If Forumosa is so concerned about promoting Hanyu Pinyin, why not use a correction like the one that gets activated when you type K-E-E-L-U-N-G? Watch: Keelung. That’s much less intrusive than changing the spelling of people’s words without warning.
I also find it annoying. If somebody gives me a street/place name i want the name that is going to show up on signs and not the correct HP form. If they want to do autocorrect then it should merely put the HP in parentheses.
It’s not as big of a deal now since I’ve been in Taiwan for awhile but this gave me fits when I moved here.
I, too, never understand the purpose of the place name auto-correct on this board. The pinyin correction is haphazard, as haokaiyang mentioned. M-u-c-h-a gets changed to mucha (even in lower case), yet Hsinchu, Taipei, and Taichung remain unchanged.
It feels like it’s a feature that was never finished. I say just scrap it…what’s the point?
[quote=“Steve4nLanguage”]I, too, never understand the purpose of the place name auto-correct on this board. The pinyin correction is haphazard, as haokaiyang mentioned.

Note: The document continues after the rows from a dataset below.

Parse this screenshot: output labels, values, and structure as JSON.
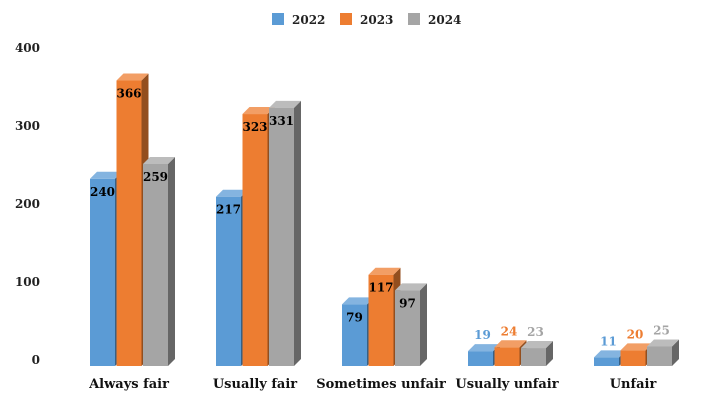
{
  "chart_data": {
    "type": "bar",
    "title": "",
    "xlabel": "",
    "ylabel": "",
    "categories": [
      "Always fair",
      "Usually fair",
      "Sometimes unfair",
      "Usually unfair",
      "Unfair"
    ],
    "series": [
      {
        "name": "2022",
        "values": [
          240,
          217,
          79,
          19,
          11
        ],
        "color": "#5b9bd5"
      },
      {
        "name": "2023",
        "values": [
          366,
          323,
          117,
          24,
          20
        ],
        "color": "#ed7d31"
      },
      {
        "name": "2024",
        "values": [
          259,
          331,
          97,
          23,
          25
        ],
        "color": "#a5a5a5"
      }
    ],
    "ylim": [
      0,
      400
    ],
    "yticks": [
      0,
      100,
      200,
      300,
      400
    ],
    "grid": false,
    "legend_position": "top-center",
    "style": "3d-clustered-column"
  }
}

M-u-c-h-a gets changed to Muzha (even in lower case), yet Hsinchu, Taipei, and Taichung remain unchanged.
It feels like it’s a feature that was never finished. I say just scrap it…what’s the point?[/quote]

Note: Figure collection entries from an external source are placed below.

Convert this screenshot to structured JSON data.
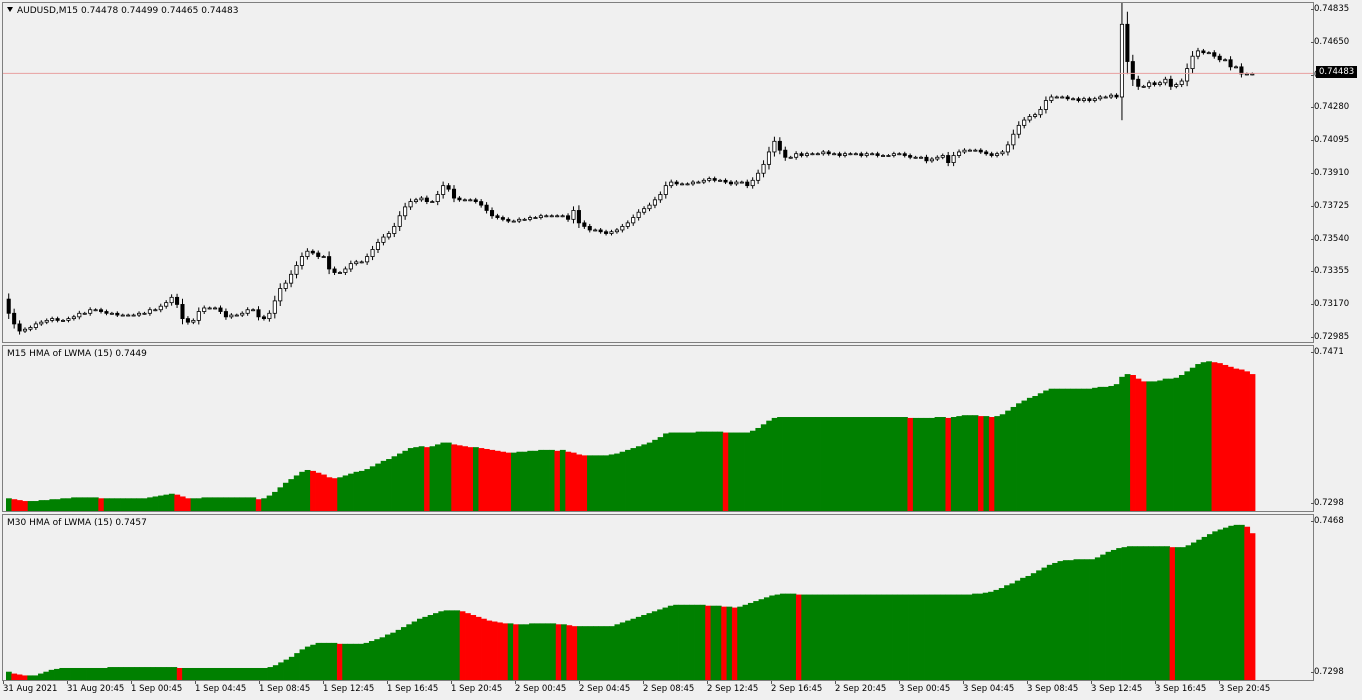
{
  "main": {
    "symbol": "AUDUSD,M15",
    "ohlc": "0.74478 0.74499 0.74465 0.74483",
    "current_price": "0.74483",
    "price_line_color": "#e8a0a0",
    "axis_labels": [
      "0.74835",
      "0.74650",
      "0.74465",
      "0.74280",
      "0.74095",
      "0.73910",
      "0.73725",
      "0.73540",
      "0.73355",
      "0.73170",
      "0.72985"
    ],
    "series_close": [
      0.7313,
      0.7307,
      0.7303,
      0.7304,
      0.7305,
      0.7307,
      0.7308,
      0.7309,
      0.731,
      0.7309,
      0.7309,
      0.731,
      0.7311,
      0.7313,
      0.7313,
      0.7315,
      0.7315,
      0.7314,
      0.7313,
      0.7313,
      0.7312,
      0.7312,
      0.7312,
      0.7312,
      0.7313,
      0.7313,
      0.7315,
      0.7315,
      0.7317,
      0.7319,
      0.7322,
      0.7318,
      0.731,
      0.7308,
      0.7309,
      0.7314,
      0.7316,
      0.7316,
      0.7316,
      0.7314,
      0.7311,
      0.7312,
      0.7312,
      0.7313,
      0.7315,
      0.7315,
      0.7311,
      0.731,
      0.7313,
      0.732,
      0.7327,
      0.733,
      0.7335,
      0.734,
      0.7345,
      0.7348,
      0.7347,
      0.7345,
      0.7345,
      0.7338,
      0.7336,
      0.7336,
      0.7338,
      0.7341,
      0.7342,
      0.7342,
      0.7345,
      0.7349,
      0.7353,
      0.7356,
      0.7358,
      0.7362,
      0.7368,
      0.7373,
      0.7376,
      0.7377,
      0.7378,
      0.7376,
      0.7376,
      0.738,
      0.7385,
      0.7383,
      0.7378,
      0.7377,
      0.7377,
      0.7377,
      0.7376,
      0.7374,
      0.7371,
      0.7368,
      0.7367,
      0.7366,
      0.7365,
      0.7365,
      0.7366,
      0.7366,
      0.7367,
      0.7367,
      0.7368,
      0.7368,
      0.7368,
      0.7368,
      0.7368,
      0.7366,
      0.7371,
      0.7364,
      0.7362,
      0.736,
      0.736,
      0.7359,
      0.7358,
      0.7359,
      0.736,
      0.7362,
      0.7364,
      0.7367,
      0.737,
      0.7372,
      0.7374,
      0.7377,
      0.738,
      0.7385,
      0.7387,
      0.7386,
      0.7386,
      0.7386,
      0.7387,
      0.7387,
      0.7388,
      0.7389,
      0.7388,
      0.7388,
      0.7387,
      0.7386,
      0.7387,
      0.7387,
      0.7385,
      0.7388,
      0.7392,
      0.7397,
      0.7404,
      0.741,
      0.7405,
      0.7401,
      0.7401,
      0.7403,
      0.7402,
      0.7403,
      0.7403,
      0.7403,
      0.7404,
      0.7403,
      0.7403,
      0.7402,
      0.7403,
      0.7403,
      0.7403,
      0.7402,
      0.7403,
      0.7403,
      0.7402,
      0.7402,
      0.7402,
      0.7403,
      0.7403,
      0.7402,
      0.7401,
      0.7401,
      0.7401,
      0.7399,
      0.74,
      0.7401,
      0.7402,
      0.7398,
      0.7402,
      0.7404,
      0.7405,
      0.7405,
      0.7405,
      0.7404,
      0.7403,
      0.7402,
      0.7403,
      0.7404,
      0.7408,
      0.7414,
      0.7419,
      0.7422,
      0.7424,
      0.7425,
      0.7428,
      0.7433,
      0.7435,
      0.7435,
      0.7435,
      0.7434,
      0.7434,
      0.7433,
      0.7434,
      0.7433,
      0.7434,
      0.7435,
      0.7435,
      0.7436,
      0.7435,
      0.7476,
      0.7455,
      0.7445,
      0.7441,
      0.7441,
      0.7443,
      0.7442,
      0.7443,
      0.7445,
      0.7441,
      0.7442,
      0.7444,
      0.7451,
      0.7458,
      0.7461,
      0.746,
      0.746,
      0.7458,
      0.7456,
      0.7456,
      0.7452,
      0.7452,
      0.7448,
      0.7448,
      0.7448
    ],
    "y_range": [
      0.72985,
      0.74835
    ]
  },
  "hma_m15": {
    "label": "M15 HMA of LWMA (15) 0.7449",
    "axis_top": "0.7471",
    "axis_bottom": "0.7298",
    "up_color": "#008000",
    "down_color": "#ff0000",
    "values": [
      0.7313,
      0.7312,
      0.7311,
      0.731,
      0.731,
      0.731,
      0.7311,
      0.7311,
      0.7312,
      0.7312,
      0.7313,
      0.7313,
      0.7314,
      0.7314,
      0.7314,
      0.7314,
      0.7314,
      0.7313,
      0.7313,
      0.7313,
      0.7313,
      0.7313,
      0.7313,
      0.7313,
      0.7313,
      0.7313,
      0.7314,
      0.7315,
      0.7316,
      0.7317,
      0.7318,
      0.7317,
      0.7315,
      0.7313,
      0.7313,
      0.7313,
      0.7314,
      0.7314,
      0.7314,
      0.7314,
      0.7314,
      0.7314,
      0.7314,
      0.7314,
      0.7314,
      0.7314,
      0.7312,
      0.7313,
      0.7316,
      0.732,
      0.7325,
      0.733,
      0.7334,
      0.7338,
      0.7342,
      0.7344,
      0.7343,
      0.7341,
      0.7339,
      0.7336,
      0.7335,
      0.7336,
      0.7338,
      0.734,
      0.7342,
      0.7343,
      0.7345,
      0.7348,
      0.7351,
      0.7354,
      0.7356,
      0.7359,
      0.7362,
      0.7365,
      0.7368,
      0.7369,
      0.737,
      0.7369,
      0.737,
      0.7372,
      0.7374,
      0.7374,
      0.7372,
      0.7371,
      0.737,
      0.7369,
      0.7369,
      0.7368,
      0.7367,
      0.7366,
      0.7365,
      0.7364,
      0.7363,
      0.7363,
      0.7364,
      0.7364,
      0.7365,
      0.7365,
      0.7366,
      0.7366,
      0.7366,
      0.7365,
      0.7366,
      0.7364,
      0.7363,
      0.7361,
      0.736,
      0.736,
      0.736,
      0.736,
      0.736,
      0.7361,
      0.7362,
      0.7364,
      0.7366,
      0.7368,
      0.737,
      0.7372,
      0.7374,
      0.7377,
      0.738,
      0.7384,
      0.7385,
      0.7385,
      0.7385,
      0.7385,
      0.7385,
      0.7386,
      0.7386,
      0.7386,
      0.7386,
      0.7386,
      0.7385,
      0.7385,
      0.7385,
      0.7385,
      0.7385,
      0.7387,
      0.739,
      0.7394,
      0.7398,
      0.7401,
      0.7402,
      0.7402,
      0.7402,
      0.7402,
      0.7402,
      0.7402,
      0.7402,
      0.7402,
      0.7402,
      0.7402,
      0.7402,
      0.7402,
      0.7402,
      0.7402,
      0.7402,
      0.7402,
      0.7402,
      0.7402,
      0.7402,
      0.7402,
      0.7402,
      0.7402,
      0.7402,
      0.7402,
      0.7401,
      0.7401,
      0.7401,
      0.7401,
      0.7401,
      0.7402,
      0.7402,
      0.7401,
      0.7402,
      0.7403,
      0.7404,
      0.7404,
      0.7404,
      0.7403,
      0.7403,
      0.7402,
      0.7403,
      0.7405,
      0.7409,
      0.7413,
      0.7417,
      0.742,
      0.7423,
      0.7425,
      0.7428,
      0.7431,
      0.7433,
      0.7433,
      0.7433,
      0.7433,
      0.7433,
      0.7433,
      0.7433,
      0.7433,
      0.7434,
      0.7435,
      0.7435,
      0.7436,
      0.7438,
      0.7446,
      0.7449,
      0.7448,
      0.7444,
      0.7441,
      0.7441,
      0.7441,
      0.7442,
      0.7444,
      0.7444,
      0.7445,
      0.7448,
      0.7452,
      0.7456,
      0.746,
      0.7462,
      0.7463,
      0.7462,
      0.7461,
      0.7459,
      0.7457,
      0.7455,
      0.7454,
      0.7452,
      0.7449
    ],
    "y_range": [
      0.7298,
      0.7471
    ]
  },
  "hma_m30": {
    "label": "M30 HMA of LWMA (15) 0.7457",
    "axis_top": "0.7468",
    "axis_bottom": "0.7298",
    "up_color": "#008000",
    "down_color": "#ff0000",
    "values": [
      0.7308,
      0.7306,
      0.7305,
      0.7304,
      0.7304,
      0.7304,
      0.7306,
      0.7308,
      0.731,
      0.7311,
      0.7312,
      0.7312,
      0.7312,
      0.7312,
      0.7312,
      0.7312,
      0.7312,
      0.7312,
      0.7312,
      0.7313,
      0.7313,
      0.7313,
      0.7313,
      0.7313,
      0.7313,
      0.7313,
      0.7313,
      0.7313,
      0.7313,
      0.7313,
      0.7313,
      0.7313,
      0.7312,
      0.7312,
      0.7312,
      0.7312,
      0.7312,
      0.7312,
      0.7312,
      0.7312,
      0.7312,
      0.7312,
      0.7312,
      0.7312,
      0.7312,
      0.7312,
      0.7312,
      0.7312,
      0.7312,
      0.7313,
      0.7315,
      0.7318,
      0.7321,
      0.7324,
      0.7328,
      0.7332,
      0.7335,
      0.7337,
      0.7339,
      0.7339,
      0.7339,
      0.7339,
      0.7338,
      0.7338,
      0.7338,
      0.7338,
      0.7338,
      0.7339,
      0.7341,
      0.7343,
      0.7345,
      0.7348,
      0.735,
      0.7353,
      0.7356,
      0.7359,
      0.7362,
      0.7365,
      0.7367,
      0.7369,
      0.7371,
      0.7373,
      0.7374,
      0.7374,
      0.7374,
      0.7373,
      0.7371,
      0.7369,
      0.7367,
      0.7365,
      0.7363,
      0.7362,
      0.7361,
      0.736,
      0.736,
      0.7359,
      0.7359,
      0.7359,
      0.736,
      0.736,
      0.736,
      0.736,
      0.736,
      0.7359,
      0.7359,
      0.7358,
      0.7357,
      0.7357,
      0.7357,
      0.7357,
      0.7357,
      0.7357,
      0.7357,
      0.7357,
      0.7359,
      0.7361,
      0.7363,
      0.7365,
      0.7367,
      0.7369,
      0.7371,
      0.7373,
      0.7375,
      0.7377,
      0.7379,
      0.738,
      0.738,
      0.738,
      0.738,
      0.738,
      0.738,
      0.7379,
      0.7379,
      0.7379,
      0.7378,
      0.7378,
      0.7377,
      0.7378,
      0.738,
      0.7382,
      0.7384,
      0.7386,
      0.7388,
      0.739,
      0.7391,
      0.7392,
      0.7392,
      0.7392,
      0.7391,
      0.7391,
      0.7391,
      0.7391,
      0.7391,
      0.7391,
      0.7391,
      0.7391,
      0.7391,
      0.7391,
      0.7391,
      0.7391,
      0.7391,
      0.7391,
      0.7391,
      0.7391,
      0.7391,
      0.7391,
      0.7391,
      0.7391,
      0.7391,
      0.7391,
      0.7391,
      0.7391,
      0.7391,
      0.7391,
      0.7391,
      0.7391,
      0.7391,
      0.7391,
      0.7391,
      0.7391,
      0.7391,
      0.7392,
      0.7392,
      0.7393,
      0.7394,
      0.7396,
      0.7398,
      0.7401,
      0.7403,
      0.7406,
      0.7409,
      0.7411,
      0.7414,
      0.7417,
      0.742,
      0.7423,
      0.7425,
      0.7427,
      0.7428,
      0.7428,
      0.7429,
      0.7429,
      0.7429,
      0.7429,
      0.7431,
      0.7434,
      0.7437,
      0.7439,
      0.7441,
      0.7442,
      0.7443,
      0.7443,
      0.7443,
      0.7443,
      0.7443,
      0.7443,
      0.7443,
      0.7443,
      0.7442,
      0.7442,
      0.7442,
      0.7444,
      0.7447,
      0.745,
      0.7453,
      0.7456,
      0.7459,
      0.7461,
      0.7463,
      0.7465,
      0.7466,
      0.7466,
      0.7464,
      0.7457
    ],
    "y_range": [
      0.7298,
      0.7468
    ]
  },
  "time_labels": [
    "31 Aug 2021",
    "31 Aug 20:45",
    "1 Sep 00:45",
    "1 Sep 04:45",
    "1 Sep 08:45",
    "1 Sep 12:45",
    "1 Sep 16:45",
    "1 Sep 20:45",
    "2 Sep 00:45",
    "2 Sep 04:45",
    "2 Sep 08:45",
    "2 Sep 12:45",
    "2 Sep 16:45",
    "2 Sep 20:45",
    "3 Sep 00:45",
    "3 Sep 04:45",
    "3 Sep 08:45",
    "3 Sep 12:45",
    "3 Sep 16:45",
    "3 Sep 20:45"
  ]
}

There is actually a reason for that. Hsinchu, Taipei, Taichung and about 10 other cities are considered internationally recognized and won’t be changed to Hanyu Pinyin. Everything else is supposed to change Hanyu Pinyin but it hasn’t happened and won’t happen for quite some time. And that’s just government signs. Private businesses are a different matter.

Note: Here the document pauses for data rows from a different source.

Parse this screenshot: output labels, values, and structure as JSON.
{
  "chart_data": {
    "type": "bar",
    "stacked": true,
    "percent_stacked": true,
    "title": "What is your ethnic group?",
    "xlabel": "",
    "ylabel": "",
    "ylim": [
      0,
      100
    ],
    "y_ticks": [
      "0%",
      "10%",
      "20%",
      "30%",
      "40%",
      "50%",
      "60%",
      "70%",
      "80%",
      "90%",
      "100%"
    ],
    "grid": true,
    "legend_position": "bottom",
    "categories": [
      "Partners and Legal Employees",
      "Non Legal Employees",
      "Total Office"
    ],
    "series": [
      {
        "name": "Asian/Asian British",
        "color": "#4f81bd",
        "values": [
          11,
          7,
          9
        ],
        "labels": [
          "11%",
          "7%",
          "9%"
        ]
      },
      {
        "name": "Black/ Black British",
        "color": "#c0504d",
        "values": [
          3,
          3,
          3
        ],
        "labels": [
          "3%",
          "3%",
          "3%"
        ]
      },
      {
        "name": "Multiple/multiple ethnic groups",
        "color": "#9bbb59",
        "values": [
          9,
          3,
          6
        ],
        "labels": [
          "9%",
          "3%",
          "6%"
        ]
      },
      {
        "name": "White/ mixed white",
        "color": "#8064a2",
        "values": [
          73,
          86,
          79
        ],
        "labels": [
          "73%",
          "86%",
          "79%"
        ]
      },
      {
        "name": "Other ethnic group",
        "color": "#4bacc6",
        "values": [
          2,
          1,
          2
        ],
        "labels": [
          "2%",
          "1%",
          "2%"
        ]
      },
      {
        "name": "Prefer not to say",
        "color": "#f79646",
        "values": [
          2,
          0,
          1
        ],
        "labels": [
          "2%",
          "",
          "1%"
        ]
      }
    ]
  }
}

If I’m not mistaken, I believe the original poster and myself were referring to the auto correct feature on this forum, not to government standards, sign making, etc. At least, that’s what I was complaining about. :s
What’s the benefit of autocorrect? For the most part I see romanization used for giving directions or talking about a place. If I’m talking about a place I would definitely want see the same spelling as I’ve seen elsewhere.
Autocorrect will at least lead to the correct pinyin (ok, without tone marks), so we’ll at least be able to tell if it’s a qi or chi or che or xi or whatever. I won’t start calling C_h_i_a_y_i “車阿姨” or something. Often there is no “same spelling” - you’ll see different spellings on random signs. The naming system on this island is hopelessly inconsistent (as it is for Google and Apple Maps) - it’s nice to have at least one place, this forum, where I know what the names actually mean.
I’m generally in favour of the autocorrect, although I do also like the parenthetical “here’s how you’ll often see it” approach.
I have to add my “thumbs up” for the Pinyin auto-correct. While the wizened long-term expats among us have learned to cope with a myriad of possible spellings for the same place, standardisation is helpful for newcomers. So for example my home, the delightful garden city of Zhonghe, always carries the same spelling when different people are talking about it, rather than
…and many more I’ve seen over the years. Add apostrophes, random capital letters, and hyphens for further fun.
I’m not saying we should be able to spell places any way we want, I’m saying there are standard non-Pinyin spellings of major cities (like Chris listed) that should NOT be autocorrected. Ironlady is probably right that many of the locals don’t know how to correctly spell the name of their own city, but many do, and apparently they’re backed up by their government. It makes sense to standardize spelling for search purposes, but if the Keelung solution were adopted for all the major cities on Chris’s list, then people looking for info on those cities could find it by searching for either spelling, traditional OR Pinyin. That’s a compromise that I think would satisfy most everyone.
Steve4nLanguage is right that my original post was referring to this forum, but I’m all for standardizing street signs as well. Lately I’ve noticed a couple in oh-so-enlightened Taipei that are wrong: “JungGong” for 軍功路 (apparently the signmaker was a great admirer of Carl Jung’s contributions to psychiatry) and “GuGoung” for 故宮路. But I digress. If we can take the trouble to write Ma Ying-jeou instead of Ma Yingjiu, surely we can learn to spell traditional place names too.